L'audio registrato dalla ragazzina: "Non dire niente, che m’attaccanu"

Aggressione  - Fotogramma
Aggressione - Fotogramma
11 maggio 2024 | 08.42
LETTURA: 2 minuti

Una misura cautelare nei confronti di un 65enne, collaboratore scolastico di una scuola media di Taurianova, Reggio Calabria, è stata eseguita dai carabinieri del Comando Provinciale di Reggio Calabria, perché indagato con la grave accusa di violenza sessuale aggravata su minorenne. I fatti risalgono al 2023, quando la vittima, una studentessa all’epoca tredicenne, frequentava l’ultimo anno di scuola media nel plesso scolastico in cui fa servizio l’indagato che, nel corso delle attività pomeridiane, aveva dapprima iniziato a rivolgerle apprezzamenti non graditi, per poi iniziare a seguirla negli spostamenti lungo i corridoi. Dopo mesi di queste molestie, l’uomo aveva approfittato di un momento di pausa dalle lezioni, per seguire la ragazzina all’interno dei bagni, bloccarne ogni via di fuga e palpeggiarla nelle parti intime.

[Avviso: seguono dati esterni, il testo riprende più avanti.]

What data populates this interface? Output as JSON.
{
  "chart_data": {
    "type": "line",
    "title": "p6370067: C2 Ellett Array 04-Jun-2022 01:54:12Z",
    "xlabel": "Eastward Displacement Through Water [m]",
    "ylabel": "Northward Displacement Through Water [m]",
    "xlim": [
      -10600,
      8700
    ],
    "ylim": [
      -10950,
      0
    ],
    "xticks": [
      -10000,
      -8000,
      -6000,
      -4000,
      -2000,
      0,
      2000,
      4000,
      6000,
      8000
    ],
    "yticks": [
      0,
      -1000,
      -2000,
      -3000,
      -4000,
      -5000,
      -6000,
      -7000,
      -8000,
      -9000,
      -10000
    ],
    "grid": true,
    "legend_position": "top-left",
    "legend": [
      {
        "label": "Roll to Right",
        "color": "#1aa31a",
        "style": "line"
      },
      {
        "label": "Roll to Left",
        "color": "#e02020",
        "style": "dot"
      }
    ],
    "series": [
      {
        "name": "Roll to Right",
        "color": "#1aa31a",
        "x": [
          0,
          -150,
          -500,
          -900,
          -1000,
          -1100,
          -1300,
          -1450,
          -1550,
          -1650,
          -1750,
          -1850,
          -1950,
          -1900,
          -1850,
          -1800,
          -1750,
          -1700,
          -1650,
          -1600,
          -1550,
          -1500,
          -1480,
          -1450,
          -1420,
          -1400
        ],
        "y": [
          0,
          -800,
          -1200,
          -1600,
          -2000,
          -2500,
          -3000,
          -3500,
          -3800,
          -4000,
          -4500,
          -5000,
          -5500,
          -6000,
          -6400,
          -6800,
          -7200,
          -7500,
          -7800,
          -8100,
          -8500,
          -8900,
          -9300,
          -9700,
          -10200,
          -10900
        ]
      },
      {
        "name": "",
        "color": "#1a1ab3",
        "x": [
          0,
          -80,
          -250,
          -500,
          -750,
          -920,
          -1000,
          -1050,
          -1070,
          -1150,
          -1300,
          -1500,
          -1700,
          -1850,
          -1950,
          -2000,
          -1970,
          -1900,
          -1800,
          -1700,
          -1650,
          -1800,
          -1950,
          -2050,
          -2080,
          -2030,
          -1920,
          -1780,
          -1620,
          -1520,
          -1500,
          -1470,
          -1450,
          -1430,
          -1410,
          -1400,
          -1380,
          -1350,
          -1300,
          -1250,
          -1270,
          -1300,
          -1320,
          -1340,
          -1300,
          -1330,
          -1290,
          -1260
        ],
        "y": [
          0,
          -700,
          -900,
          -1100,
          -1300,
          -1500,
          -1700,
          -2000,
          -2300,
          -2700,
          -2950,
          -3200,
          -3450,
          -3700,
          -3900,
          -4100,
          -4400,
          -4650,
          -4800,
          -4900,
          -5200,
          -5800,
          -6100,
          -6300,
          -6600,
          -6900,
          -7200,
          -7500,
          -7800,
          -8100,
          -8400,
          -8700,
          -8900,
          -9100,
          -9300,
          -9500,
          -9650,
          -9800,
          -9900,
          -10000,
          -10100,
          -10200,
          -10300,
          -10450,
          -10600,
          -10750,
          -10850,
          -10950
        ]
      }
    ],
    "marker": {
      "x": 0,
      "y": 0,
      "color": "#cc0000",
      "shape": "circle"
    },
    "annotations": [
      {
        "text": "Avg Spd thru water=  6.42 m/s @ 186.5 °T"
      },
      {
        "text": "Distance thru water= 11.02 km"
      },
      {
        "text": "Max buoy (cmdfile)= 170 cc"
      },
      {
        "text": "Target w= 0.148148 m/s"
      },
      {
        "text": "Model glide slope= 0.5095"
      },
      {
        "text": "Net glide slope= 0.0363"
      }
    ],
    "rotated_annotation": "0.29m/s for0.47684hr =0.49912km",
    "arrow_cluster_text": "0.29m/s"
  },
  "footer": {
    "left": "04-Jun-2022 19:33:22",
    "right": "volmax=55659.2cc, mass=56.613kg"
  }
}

A dare il via alle investigazioni dei carabinieri è stata la stessa studentessa che, profondamente turbata, aveva confessato gli abusi di cui era stata vittima ai propri genitori e alle amiche più strette. Con il loro conforto, si era presentata alla stazione dei carabinieri di Taurianova, per riferire tutto. Immediata l’attivazione del Codice Rosso, la misura legislativa introdotta per garantire tempestività nella reazione delle forze dell’ordine e della magistratura davanti a reati di genere, come maltrattamenti in famiglia, stalking e violenza sessuale.

A incidere sulle valutazioni effettuate dal Gip di Palmi, Anna Laura Ascioti, è stato, tra le altre cose, il riscontro dato alle dichiarazioni della vittima da una registrazione audio che quest’ultima aveva fatto partire con il proprio cellulare, una volta accortasi di non essere in grado di sfuggire al proprio aggressore. La traccia vocale, che ripercorre quei terribili minuti, si conclude solo una volta che l’indagato la lascia da sola nei bagni, dopo averle intimato di serbare il silenzio sull’accaduto: “Non dire niente, mi raccomando, ca m’attaccanu”: non dire niente, mi raccomando, o mi arrestano.